Dr. Bowman prefers not to enter the enclosures, he said, as he wiped gauze on the animal's nose. He quickly spotted a more appealing subject: a pig sticking its nose out from between the bars of its enclosure. “We have a total bias for muzzles,” he said. Later, back in the lab, Dr. Bowman and his colleagues will discover that several of the sniffling snouts around this bustling New Lexington, Ohio barn were harboring the flu.

The world is emerging from a pandemic that has killed at least 6.9 million people. It won't be the last. Outbreaks of zoonotic diseases, which can spread between animals and humans, have become more frequent in recent decades, and animal pathogens will continue to spread through human populations in the years to come. To Americans, spillover may seem like a distant problem, a danger that inhabits places like the live animal market in Wuhan, China, which may have been the root of the Covid-19 pandemic.

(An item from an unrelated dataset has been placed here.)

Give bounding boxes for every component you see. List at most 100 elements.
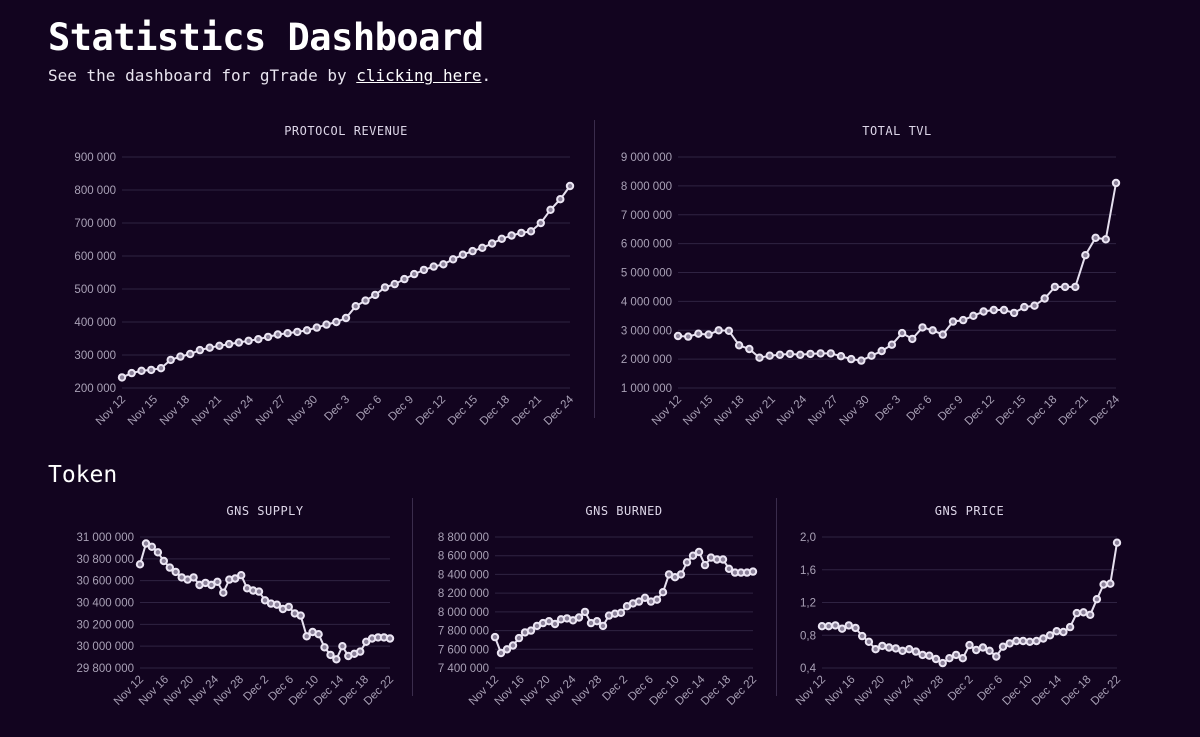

"I think there's this real sense here in the United States that the disease is something that comes from somewhere else," said Ann Linder, associate director of the law and policy program animal at Harvard Law School.

But there's a real risk in our own backyards — and our backyards. Since 2011, there have been more confirmed human cases of swine flu in the United States than anywhere else in the world. (That may be because other countries are doing less testing and surveillance, and many cases here and abroad are likely to go undetected, experts say.) Most have been linked to agricultural shows and fairs. "They've become kind of hotspots," Linder said.